De Sprengen services all provinces in the country but in the future they will concentrate on clients from Gelderland, where both sites are located.
De Sprengen wants to develop itself as a centre specialized in treating boys from the region with major behavioral problems. In order to maintain this goal, JPC De Sprengen works closely and collaborates with other justice facilities, schools and youth organisations.

==History of JPC de Sprengen==
In 2001 the former institutions FOC de Kolkemate (closed treatment centre in Zutphen) and Dr. W.L. Slotstichting 'de Dreef' (open centre in Wapenveld) joined forces and became JPC de Sprengen.

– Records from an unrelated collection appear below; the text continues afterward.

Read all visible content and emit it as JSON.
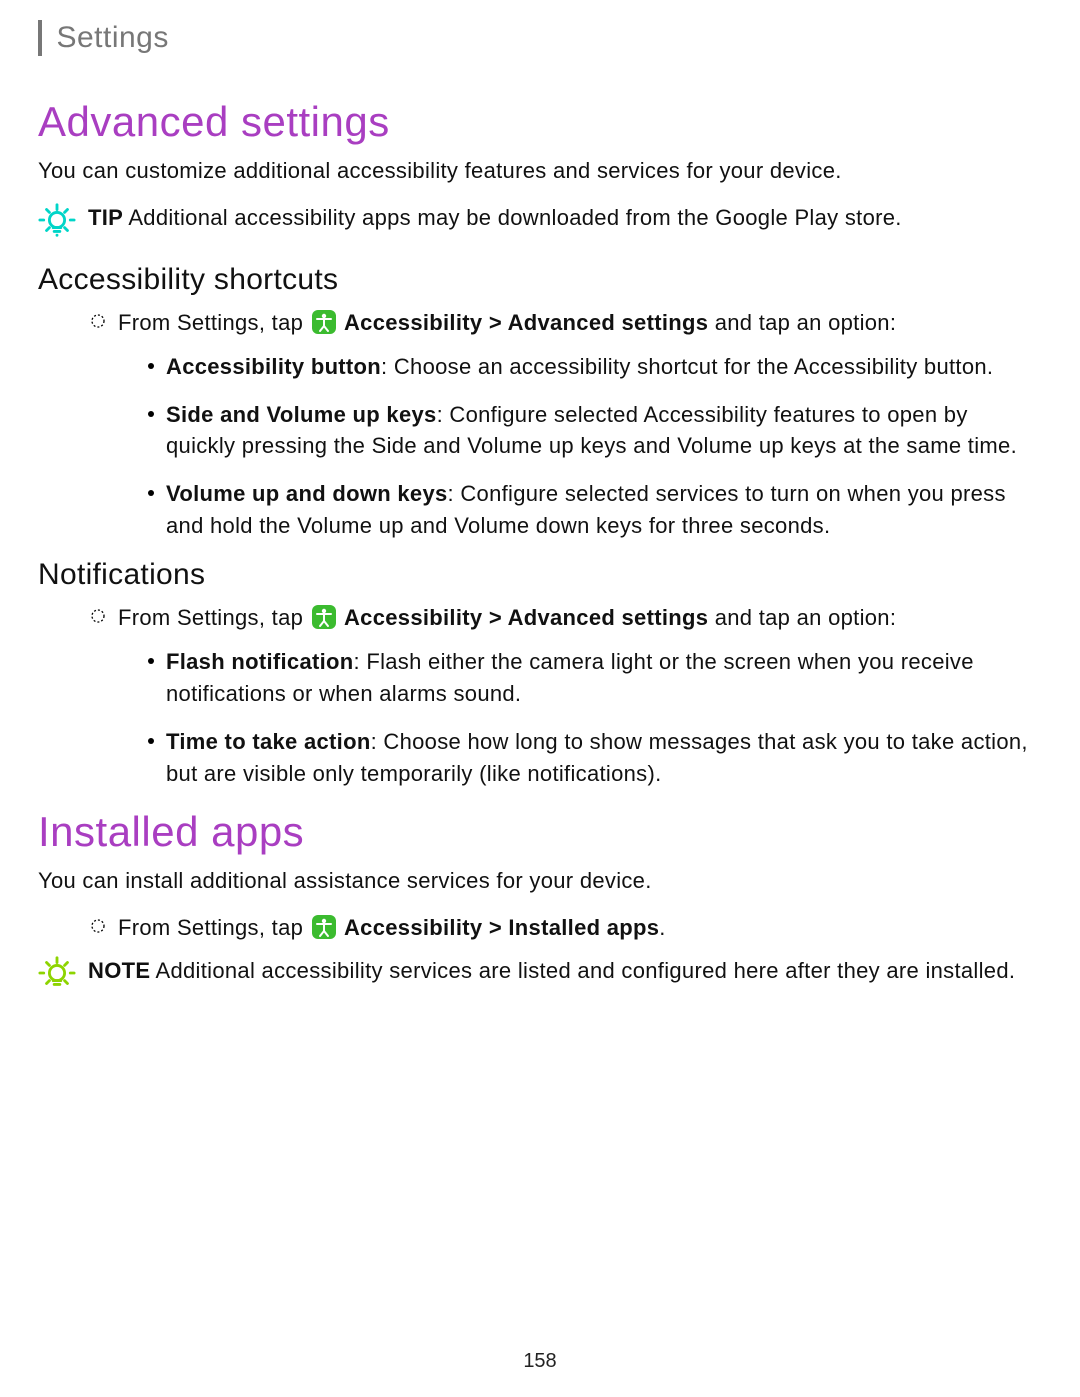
{
  "header": {
    "title": "Settings"
  },
  "section1": {
    "title": "Advanced settings",
    "intro": "You can customize additional accessibility features and services for your device.",
    "tip_label": "TIP",
    "tip_text": " Additional accessibility apps may be downloaded from the Google Play store."
  },
  "shortcuts": {
    "title": "Accessibility shortcuts",
    "lead_pre": "From Settings, tap ",
    "lead_acc": " Accessibility",
    "lead_sep": " > ",
    "lead_page": "Advanced settings",
    "lead_post": " and tap an option:",
    "items": [
      {
        "bold": "Accessibility button",
        "text": ": Choose an accessibility shortcut for the Accessibility button."
      },
      {
        "bold": "Side and Volume up keys",
        "text": ": Configure selected Accessibility features to open by quickly pressing the Side and Volume up keys and Volume up keys at the same time."
      },
      {
        "bold": "Volume up and down keys",
        "text": ": Configure selected services to turn on when you press and hold the Volume up and Volume down keys for three seconds."
      }
    ]
  },
  "notifications": {
    "title": "Notifications",
    "lead_pre": "From Settings, tap ",
    "lead_acc": " Accessibility",
    "lead_sep": " > ",
    "lead_page": "Advanced settings",
    "lead_post": " and tap an option:",
    "items": [
      {
        "bold": "Flash notification",
        "text": ": Flash either the camera light or the screen when you receive notifications or when alarms sound."
      },
      {
        "bold": "Time to take action",
        "text": ": Choose how long to show messages that ask you to take action, but are visible only temporarily (like notifications)."
      }
    ]
  },
  "installed": {
    "title": "Installed apps",
    "intro": "You can install additional assistance services for your device.",
    "lead_pre": "From Settings, tap ",
    "lead_acc": " Accessibility",
    "lead_sep": " > ",
    "lead_page": "Installed apps",
    "lead_post": ".",
    "note_label": "NOTE",
    "note_text": " Additional accessibility services are listed and configured here after they are installed."
  },
  "page_number": "158"
}
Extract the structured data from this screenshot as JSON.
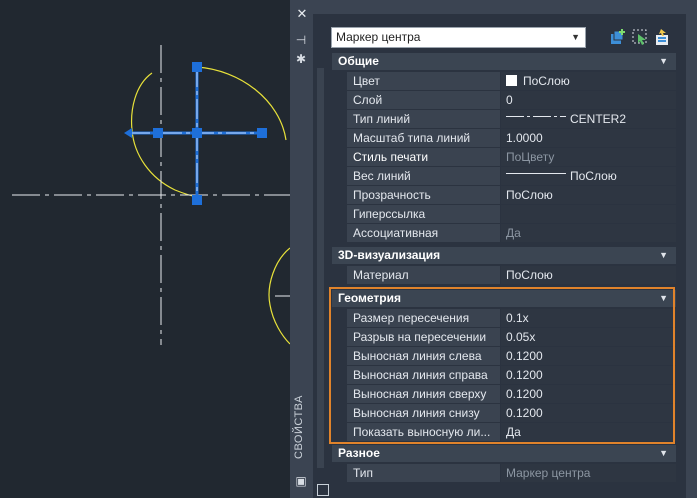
{
  "palette": {
    "vertical_title": "СВОЙСТВА",
    "selector_value": "Маркер центра"
  },
  "sections": [
    {
      "title": "Общие",
      "rows": [
        {
          "label": "Цвет",
          "value": "ПоСлою",
          "swatch": "#ffffff"
        },
        {
          "label": "Слой",
          "value": "0"
        },
        {
          "label": "Тип линий",
          "value": "CENTER2",
          "linetype": "center"
        },
        {
          "label": "Масштаб типа линий",
          "value": "1.0000"
        },
        {
          "label": "Стиль печати",
          "value": "ПоЦвету",
          "dim": true,
          "bold": true
        },
        {
          "label": "Вес линий",
          "value": "ПоСлою",
          "linetype": "solid"
        },
        {
          "label": "Прозрачность",
          "value": "ПоСлою"
        },
        {
          "label": "Гиперссылка",
          "value": ""
        },
        {
          "label": "Ассоциативная",
          "value": "Да",
          "dim": true
        }
      ]
    },
    {
      "title": "3D-визуализация",
      "rows": [
        {
          "label": "Материал",
          "value": "ПоСлою"
        }
      ]
    },
    {
      "title": "Геометрия",
      "rows": [
        {
          "label": "Размер пересечения",
          "value": "0.1x"
        },
        {
          "label": "Разрыв на пересечении",
          "value": "0.05x"
        },
        {
          "label": "Выносная линия слева",
          "value": "0.1200"
        },
        {
          "label": "Выносная линия справа",
          "value": "0.1200"
        },
        {
          "label": "Выносная линия сверху",
          "value": "0.1200"
        },
        {
          "label": "Выносная линия снизу",
          "value": "0.1200"
        },
        {
          "label": "Показать выносную ли...",
          "value": "Да"
        }
      ]
    },
    {
      "title": "Разное",
      "rows": [
        {
          "label": "Тип",
          "value": "Маркер центра",
          "dim": true
        }
      ]
    }
  ],
  "colors": {
    "canvas_bg": "#212830",
    "selection_blue": "#1e6fd9",
    "geometry_yellow": "#e8e23a",
    "highlight_orange": "#e0832b"
  }
}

One of the main reasons to join forces was the option to offer a complete range of treatments within one organisation: for some boys it is preferred to start in a closed setting and switch over to an open setting. With the two facilities now in one organisation this option is much easier to realize: a boy can continue the same treatment programme within one organisation.

==Clients==
In the JPC de Sprengen boys aged 12 to 24 can be placed. Everyone at De Sprengen is sent by the Justice department: serving a sentence after committing a crime (or waiting for their appearance in court), or as a (protective) measure for boys with serious (behavioral) problems. This last category haven't committed any crime (or better: that is not the reason for going there) but need intensive treatment.